The third category, active immunotherapy, holds out the promise of addressing the shortcomings of the TNF inhibitors without requiring a new therapeutic pathway.
This approach involves the administration of the target cytokine by intramuscular injection, formulated in such a way as to break immune tolerance to the cytokine, a self protein that would not normally be immunogenic. TNF inhibitors have established that TNF antibodies are efficacious in treating multiple autoimmune diseases; under this modality, instead of administering synthetically produced antibody, the therapeutic stimulates the patient’s own immune system to generate endogenous antibodies.
The advantages of this potentially elegant therapeutic approach are many. First, since the antibodies it produces are from the patient’s own immune system, they will not stimulate the generation of resistance. Indeed, since they are polyclonal, recognizing multiple epitopes on the target cytokine unlike current passive immunotherapy approaches, they might be expected to have both broader and longer efficacy.
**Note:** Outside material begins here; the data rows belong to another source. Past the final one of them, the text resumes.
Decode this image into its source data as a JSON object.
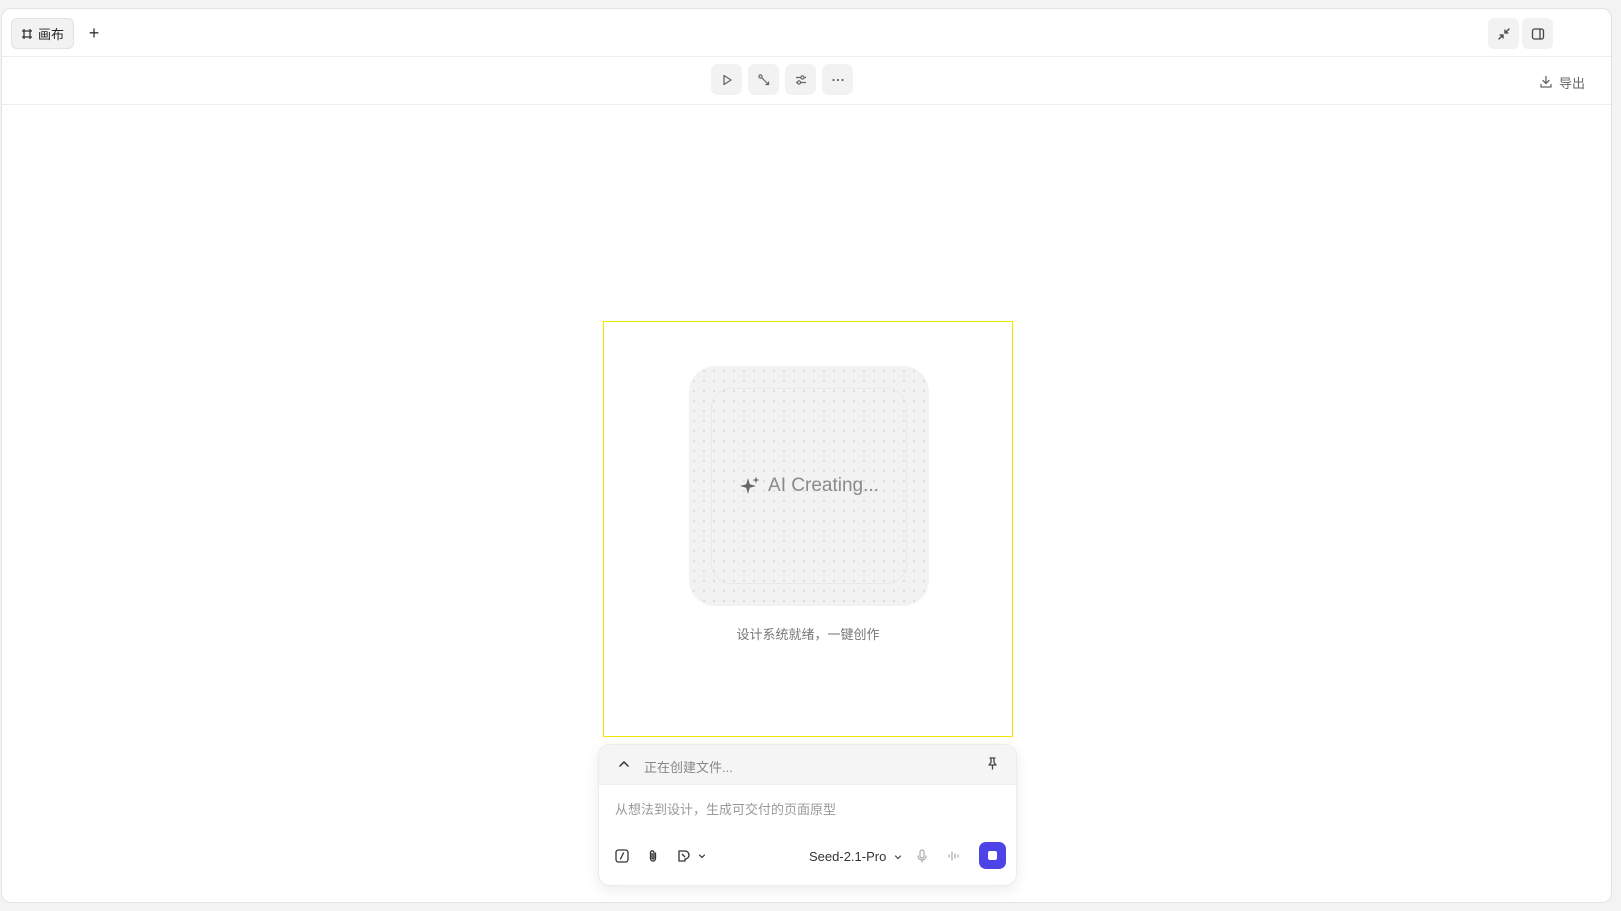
{
  "tabbar": {
    "tab_label": "画布",
    "add_label": "+"
  },
  "toolbar": {
    "tools": [
      "play-icon",
      "connector-icon",
      "adjust-icon",
      "more-icon"
    ],
    "export_label": "导出"
  },
  "canvas": {
    "ai_label": "AI Creating...",
    "ai_sub": "设计系统就绪，一键创作",
    "frame_color": "#f2e600"
  },
  "chat": {
    "status_text": "正在创建文件...",
    "input_placeholder": "从想法到设计，生成可交付的页面原型",
    "model_label": "Seed-2.1-Pro",
    "accent": "#4d43e6"
  }
}
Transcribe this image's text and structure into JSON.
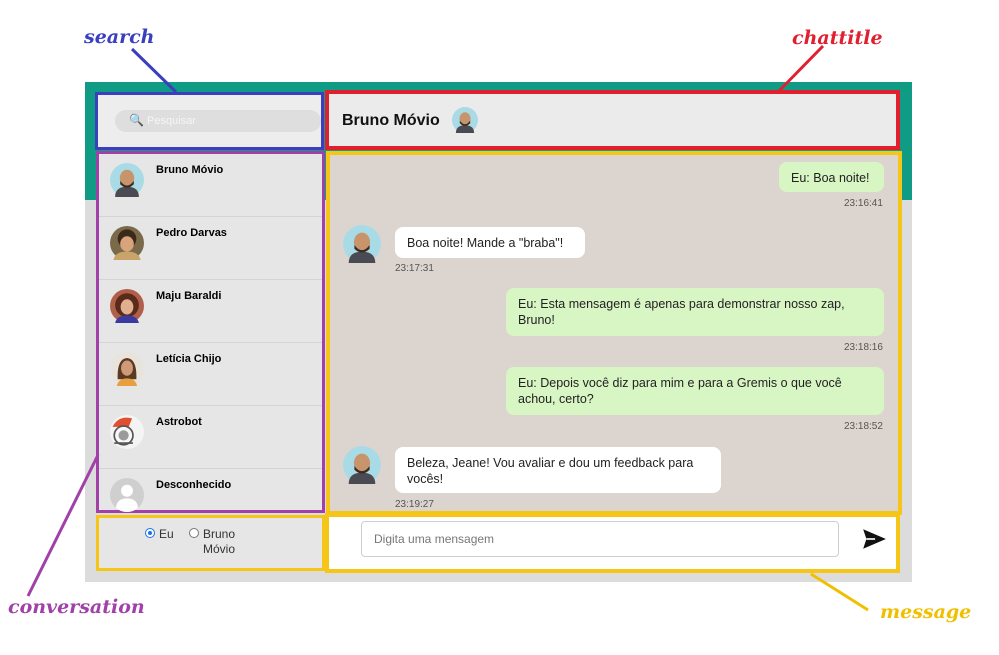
{
  "annotations": {
    "search": "search",
    "chattitle": "chattitle",
    "conversation": "conversation",
    "message": "message"
  },
  "colors": {
    "header_teal": "#0f9b84",
    "search_outline": "#3a3fbf",
    "chattitle_outline": "#e0202e",
    "conversation_outline": "#a040a8",
    "message_outline": "#f5c518",
    "my_bubble": "#d8f6c4",
    "their_bubble": "#ffffff",
    "chat_background": "#dcd5cf"
  },
  "search": {
    "placeholder": "Pesquisar",
    "icon": "search-icon"
  },
  "chat_title": {
    "name": "Bruno Móvio",
    "avatar": "bald-man-avatar"
  },
  "conversations": [
    {
      "name": "Bruno Móvio",
      "avatar": "bald-man-avatar"
    },
    {
      "name": "Pedro Darvas",
      "avatar": "curly-hair-avatar"
    },
    {
      "name": "Maju Baraldi",
      "avatar": "curly-woman-avatar"
    },
    {
      "name": "Letícia Chijo",
      "avatar": "woman-avatar"
    },
    {
      "name": "Astrobot",
      "avatar": "robot-avatar"
    },
    {
      "name": "Desconhecido",
      "avatar": "default-user-avatar"
    }
  ],
  "messages": [
    {
      "from": "me",
      "text": "Eu: Boa noite!",
      "time": "23:16:41"
    },
    {
      "from": "them",
      "text": "Boa noite! Mande a \"braba\"!",
      "time": "23:17:31"
    },
    {
      "from": "me",
      "text": "Eu: Esta mensagem é apenas para demonstrar nosso zap, Bruno!",
      "time": "23:18:16"
    },
    {
      "from": "me",
      "text": "Eu: Depois você diz para mim e para a Gremis o que você achou, certo?",
      "time": "23:18:52"
    },
    {
      "from": "them",
      "text": "Beleza, Jeane! Vou avaliar e dou um feedback para vocês!",
      "time": "23:19:27"
    }
  ],
  "sender": {
    "options": [
      {
        "label": "Eu",
        "selected": true
      },
      {
        "label": "Bruno Móvio",
        "selected": false
      }
    ]
  },
  "composer": {
    "placeholder": "Digita uma mensagem",
    "send_icon": "send-icon"
  }
}
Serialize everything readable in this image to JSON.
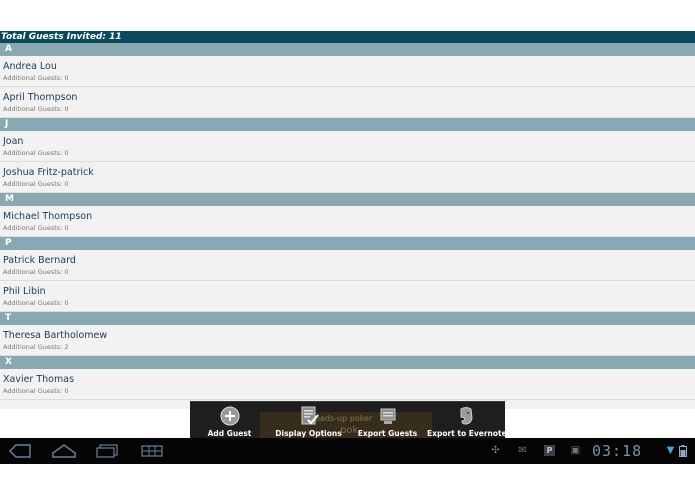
{
  "header": {
    "total_label": "Total Guests Invited: 11"
  },
  "sections": [
    {
      "letter": "A",
      "guests": [
        {
          "name": "Andrea Lou",
          "extra": "Additional Guests: 0"
        },
        {
          "name": "April Thompson",
          "extra": "Additional Guests: 0"
        }
      ]
    },
    {
      "letter": "J",
      "guests": [
        {
          "name": "Joan",
          "extra": "Additional Guests: 0"
        },
        {
          "name": "Joshua Fritz-patrick",
          "extra": "Additional Guests: 0"
        }
      ]
    },
    {
      "letter": "M",
      "guests": [
        {
          "name": "Michael Thompson",
          "extra": "Additional Guests: 0"
        }
      ]
    },
    {
      "letter": "P",
      "guests": [
        {
          "name": "Patrick Bernard",
          "extra": "Additional Guests: 0"
        },
        {
          "name": "Phil Libin",
          "extra": "Additional Guests: 0"
        }
      ]
    },
    {
      "letter": "T",
      "guests": [
        {
          "name": "Theresa Bartholomew",
          "extra": "Additional Guests: 2"
        }
      ]
    },
    {
      "letter": "X",
      "guests": [
        {
          "name": "Xavier Thomas",
          "extra": "Additional Guests: 0"
        }
      ]
    }
  ],
  "menu": {
    "items": [
      {
        "label": "Add Guest",
        "icon": "add-circle-icon"
      },
      {
        "label": "Display Options",
        "icon": "checklist-icon"
      },
      {
        "label": "Export Guests",
        "icon": "export-icon"
      },
      {
        "label": "Export to Evernote",
        "icon": "evernote-elephant-icon"
      }
    ],
    "ad_text_1": "heads-up poker",
    "ad_text_2": "pok"
  },
  "systembar": {
    "clock": "03:18",
    "nav_icons": [
      "back-icon",
      "home-icon",
      "recent-apps-icon",
      "menu-grid-icon"
    ],
    "status_icons": [
      "usb-icon",
      "mail-icon",
      "parking-icon",
      "briefcase-icon",
      "wifi-icon",
      "battery-icon"
    ]
  },
  "colors": {
    "header_bg": "#0b4a5c",
    "section_bg": "#89a8b2",
    "row_bg": "#f2f2f2",
    "name_text": "#1b3b55"
  }
}
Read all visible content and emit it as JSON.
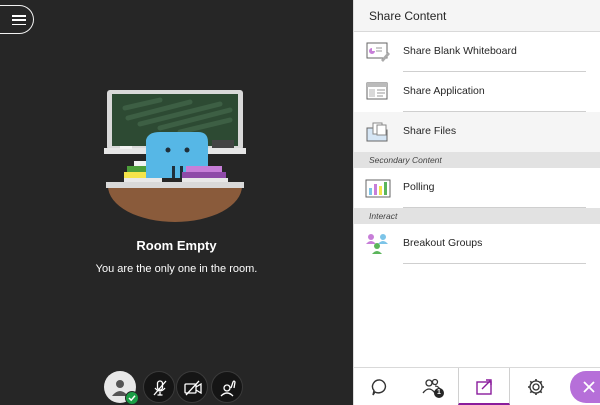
{
  "stage": {
    "menu_icon": "hamburger-menu-icon",
    "room_title": "Room Empty",
    "room_subtitle": "You are the only one in the room."
  },
  "controls": [
    {
      "name": "my-status-avatar",
      "icon": "user-avatar-icon",
      "status_color": "#1b9e46"
    },
    {
      "name": "microphone-toggle",
      "icon": "microphone-off-icon"
    },
    {
      "name": "camera-toggle",
      "icon": "camera-off-icon"
    },
    {
      "name": "raise-hand-toggle",
      "icon": "raise-hand-icon"
    }
  ],
  "panel": {
    "title": "Share Content",
    "items": [
      {
        "label": "Share Blank Whiteboard",
        "icon": "whiteboard-icon"
      },
      {
        "label": "Share Application",
        "icon": "application-window-icon"
      },
      {
        "label": "Share Files",
        "icon": "folder-files-icon"
      }
    ],
    "sections": [
      {
        "title": "Secondary Content",
        "items": [
          {
            "label": "Polling",
            "icon": "bar-chart-icon"
          }
        ]
      },
      {
        "title": "Interact",
        "items": [
          {
            "label": "Breakout Groups",
            "icon": "breakout-groups-icon"
          }
        ]
      }
    ]
  },
  "tabbar": {
    "tabs": [
      {
        "name": "chat",
        "icon": "chat-bubble-icon"
      },
      {
        "name": "attendees",
        "icon": "attendees-icon",
        "badge": "1"
      },
      {
        "name": "share-content",
        "icon": "share-content-icon",
        "active": true
      },
      {
        "name": "settings",
        "icon": "gear-icon"
      }
    ],
    "close_icon": "close-icon",
    "accent_color": "#8a1c9c"
  }
}
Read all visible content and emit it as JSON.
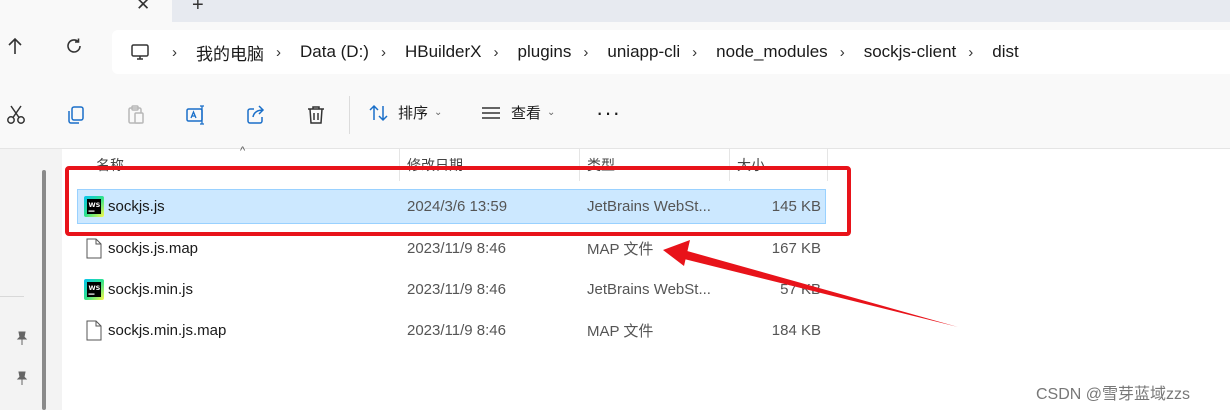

Further, while the immune response to the active immunotherapies is transient, testing to date indicates that re-treatment will only be required every 3–4 months, a significant reduction in the compliance and patient/caregiver burden as opposed to current approaches.
Finally, as their name suggests, passive immunotherapies rely completely on the drug administered for their therapeutic effect, requiring gram quantities per patient per year. By contrast, since with active immunotherapy it is the patient generating the antibody, only milligram quantities per patient per year are required, which has obvious cost implications.
Biotechnology has transformed the treatment of severe autoimmune diseases, and continued innovation holds great promise for patients afflicted with these serious and debilitating conditions. The evidence is growing that an approach using active immunotherapy principles will have a key role to play in the future. Neovacs has ongoing clinical trials for Crohn disease, rheumatoid arthritis, and lupus.